CHAPTER XIII
THE GREAT SURPRISE
For many weeks, journeying from camp on slope of the Himalayas, without much to vary monotonous daily routine, the survey party arrives at Calcutta. All are paid, and the expedition is disbanded.
To Oswald Langdon, choosing some congenial life pursuit now is a serious problem. Liberal pay for service just ended places him beyond the necessity of immediate employment. His faculties might find agreeable exercise in the legal forum, but this seems interdicted by menacing voices and spectral beckonings. Whichever way he turns there loom past wraiths, restless as ghosts of unburied Grecian slain. These must find soothing specific, ere he tastes elixir of life's destiny.

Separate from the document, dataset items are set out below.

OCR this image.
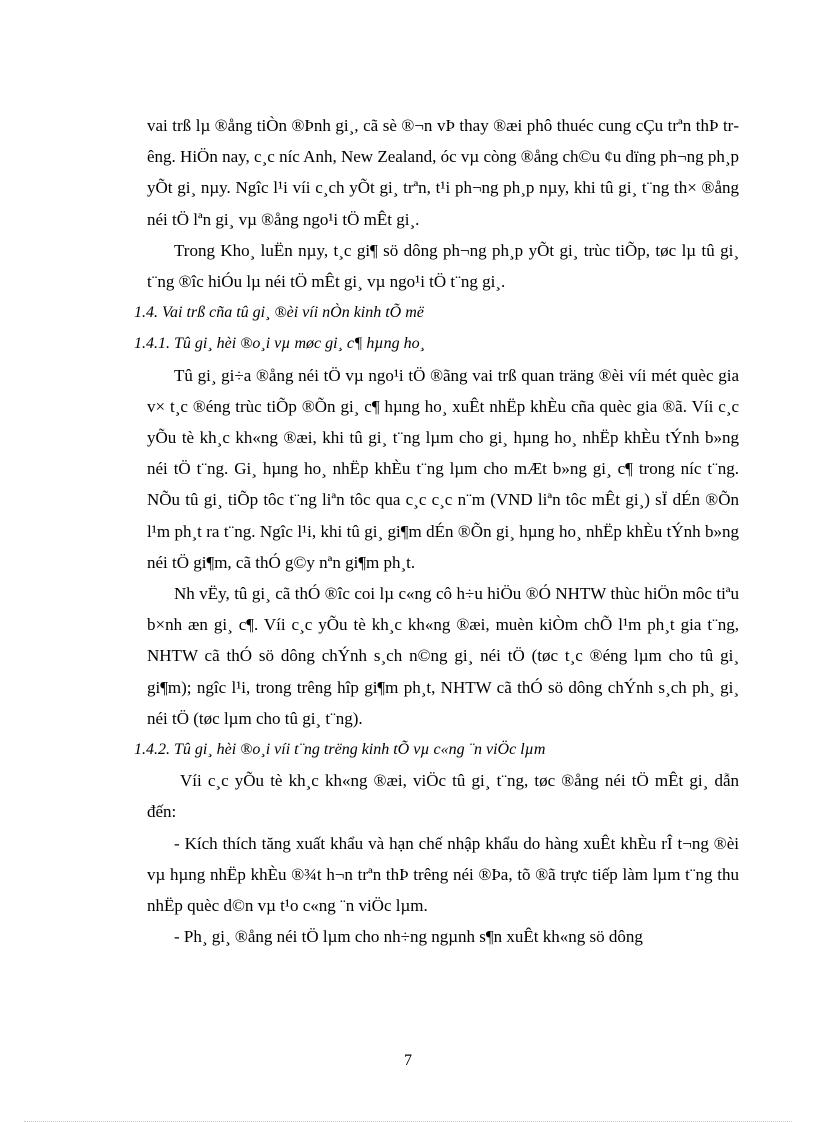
vai trß lµ ®ång tiÒn ®Þnh gi¸, cã sè ®¬n vÞ thay ®æi phô thuéc cung cÇu trªn thÞ trêng. HiÖn nay, c¸c níc Anh, New Zealand, óc vµ còng ®ång ch©u ¢u dïng ph¬ng ph¸p yÕt gi¸ nµy. Ngîc l¹i víi c¸ch yÕt gi¸ trªn, t¹i ph¬ng ph¸p nµy, khi tû gi¸ t¨ng th× ®ång néi tÖ lªn gi¸ vµ ®ång ngo¹i tÖ mÊt gi¸.

Trong Kho¸ luËn nµy, t¸c gi¶ sö dông ph¬ng ph¸p yÕt gi¸ trùc tiÕp, tøc lµ tû gi¸ t¨ng ®îc hiÓu lµ néi tÖ mÊt gi¸ vµ ngo¹i tÖ t¨ng gi¸.

1.4. Vai trß cña tû gi¸ ®èi víi nÒn kinh tÕ më

1.4.1. Tû gi¸ hèi ®o¸i vµ møc gi¸ c¶ hµng ho¸

Tû gi¸ gi÷a ®ång néi tÖ vµ ngo¹i tÖ ®ãng vai trß quan träng ®èi víi mét quèc gia v× t¸c ®éng trùc tiÕp ®Õn gi¸ c¶ hµng ho¸ xuÊt nhËp khÈu cña quèc gia ®ã. Víi c¸c yÕu tè kh¸c kh«ng ®æi, khi tû gi¸ t¨ng lµm cho gi¸ hµng ho¸ nhËp khÈu tÝnh b»ng néi tÖ t¨ng. Gi¸ hµng ho¸ nhËp khÈu t¨ng lµm cho mÆt b»ng gi¸ c¶ trong níc t¨ng. NÕu tû gi¸ tiÕp tôc t¨ng liªn tôc qua c¸c c¸c n¨m (VND liªn tôc mÊt gi¸) sÏ dÉn ®Õn l¹m ph¸t ra t¨ng. Ngîc l¹i, khi tû gi¸ gi¶m dÉn ®Õn gi¸ hµng ho¸ nhËp khÈu tÝnh b»ng néi tÖ gi¶m, cã thÓ g©y nªn gi¶m ph¸t.

Nh vËy, tû gi¸ cã thÓ ®îc coi lµ c«ng cô h÷u hiÖu ®Ó NHTW thùc hiÖn môc tiªu b×nh æn gi¸ c¶. Víi c¸c yÕu tè kh¸c kh«ng ®æi, muèn kiÒm chÕ l¹m ph¸t gia t¨ng, NHTW cã thÓ sö dông chÝnh s¸ch n©ng gi¸ néi tÖ (tøc t¸c ®éng lµm cho tû gi¸ gi¶m); ngîc l¹i, trong trêng hîp gi¶m ph¸t, NHTW cã thÓ sö dông chÝnh s¸ch ph¸ gi¸ néi tÖ (tøc lµm cho tû gi¸ t¨ng).

1.4.2. Tû gi¸ hèi ®o¸i víi t¨ng trëng kinh tÕ vµ c«ng ¨n viÖc lµm

Víi c¸c yÕu tè kh¸c kh«ng ®æi, viÖc tû gi¸ t¨ng, tøc ®ång néi tÖ mÊt gi¸ dẫn đến:

- Kích thích tăng xuất khẩu và hạn chế nhập khẩu do hàng xuÊt khÈu rÎ t¬ng ®èi vµ hµng nhËp khÈu ®¾t h¬n trªn thÞ trêng néi ®Þa, tõ ®ã trực tiếp làm lµm t¨ng thu nhËp quèc d©n vµ t¹o c«ng ¨n viÖc lµm.

- Ph¸ gi¸ ®ång néi tÖ lµm cho nh÷ng ngµnh s¶n xuÊt kh«ng sö dông

7
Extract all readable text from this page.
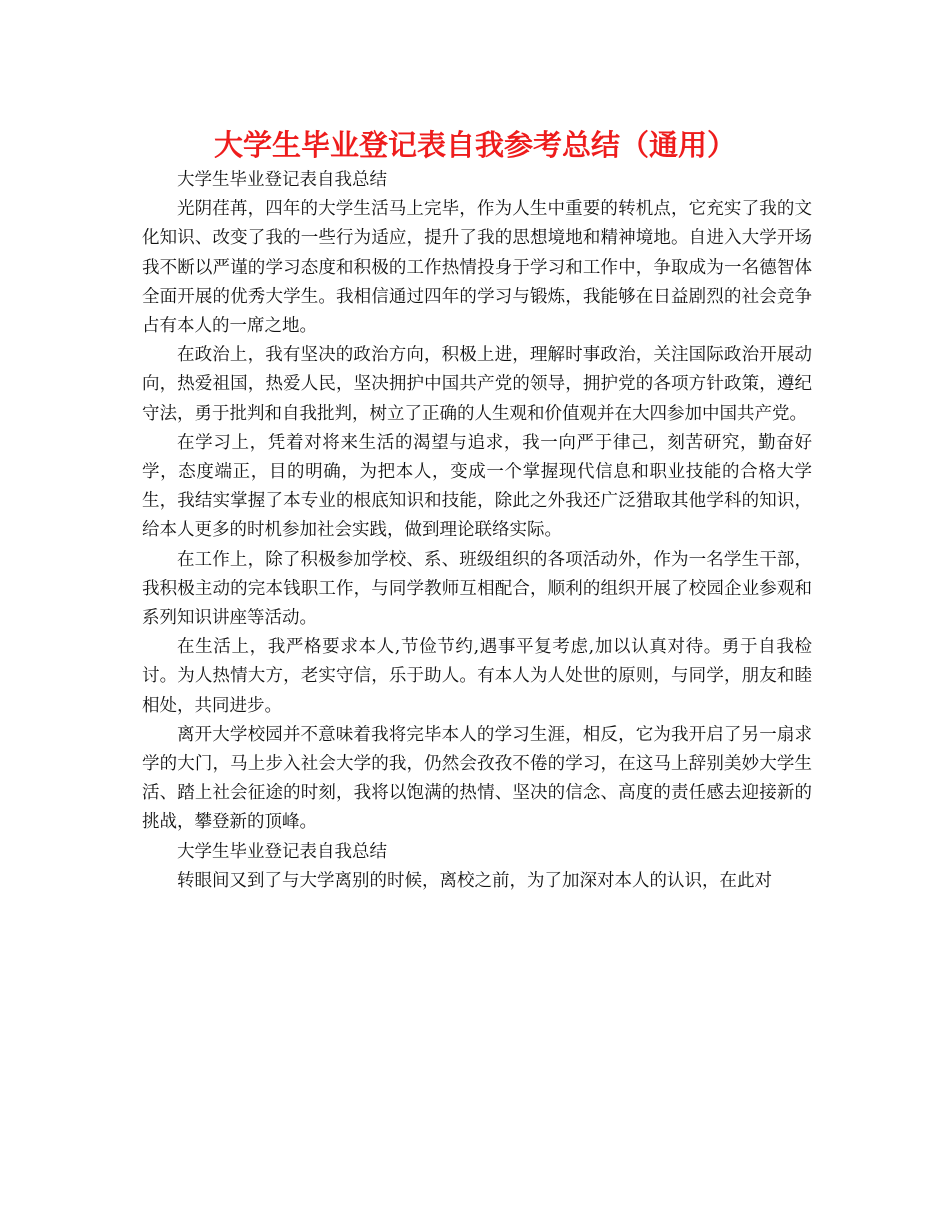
大学生毕业登记表自我参考总结（通用）

大学生毕业登记表自我总结

光阴荏苒，四年的大学生活马上完毕，作为人生中重要的转机点，它充实了我的文化知识、改变了我的一些行为适应，提升了我的思想境地和精神境地。自进入大学开场我不断以严谨的学习态度和积极的工作热情投身于学习和工作中，争取成为一名德智体全面开展的优秀大学生。我相信通过四年的学习与锻炼，我能够在日益剧烈的社会竞争占有本人的一席之地。

在政治上，我有坚决的政治方向，积极上进，理解时事政治，关注国际政治开展动向，热爱祖国，热爱人民，坚决拥护中国共产党的领导，拥护党的各项方针政策，遵纪守法，勇于批判和自我批判，树立了正确的人生观和价值观并在大四参加中国共产党。

在学习上，凭着对将来生活的渴望与追求，我一向严于律己，刻苦研究，勤奋好学，态度端正，目的明确，为把本人，变成一个掌握现代信息和职业技能的合格大学生，我结实掌握了本专业的根底知识和技能，除此之外我还广泛猎取其他学科的知识，给本人更多的时机参加社会实践，做到理论联络实际。

在工作上，除了积极参加学校、系、班级组织的各项活动外，作为一名学生干部，我积极主动的完本钱职工作，与同学教师互相配合，顺利的组织开展了校园企业参观和系列知识讲座等活动。

在生活上，我严格要求本人,节俭节约,遇事平复考虑,加以认真对待。勇于自我检讨。为人热情大方，老实守信，乐于助人。有本人为人处世的原则，与同学，朋友和睦相处，共同进步。

离开大学校园并不意味着我将完毕本人的学习生涯，相反，它为我开启了另一扇求学的大门，马上步入社会大学的我，仍然会孜孜不倦的学习，在这马上辞别美妙大学生活、踏上社会征途的时刻，我将以饱满的热情、坚决的信念、高度的责任感去迎接新的挑战，攀登新的顶峰。

大学生毕业登记表自我总结

转眼间又到了与大学离别的时候，离校之前，为了加深对本人的认识，在此对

But how proceed to lay these menacing forms? What has been done to ferret out this crime? Who is suspected? Has the body of Alice Webster been discovered? Possibly the strange disappearances have ceased to excite comment. Even Sir Donald Randolph and Esther may remember these only as unpleasant reminiscences.
Father and mother! What of them?
An unutterable homesickness overwhelms him. Looking with mute appeal toward the sky, a star twinkles with softened light. Blending with ominous shadows of a receding cloud, this tender radiance seems prophetic. Oswald feels a chastened sense, but strange assurance.
Two persons pass the hotel. The walk and general appearance of both seem familiar. They are engaged in hurried conversation. No other two men ever duplicated such combinations of voice, walk, gesture, and general appearance. His Northfield and London foes are near.
Pierre and Paul did not see Oswald, but hurried by. On the previous day they had quit the prison. The Calcutta press contained no reference to their release. Having arrived in Calcutta only three days ago, Oswald knows nothing of the arrests. He has no desire to meet either of these rascals, but will go about his own affairs. He feels tempted to assume a disguise and learn something of their purposes, but recoils at such practices.
With all this uncertainty checking and thwarting his aspirations, Oswald cannot easily assume a false guise. True, at Dick Bray's, he donned an old hat and duster, but these were expedients of hunted self-defense, discarded soon as aboard ship.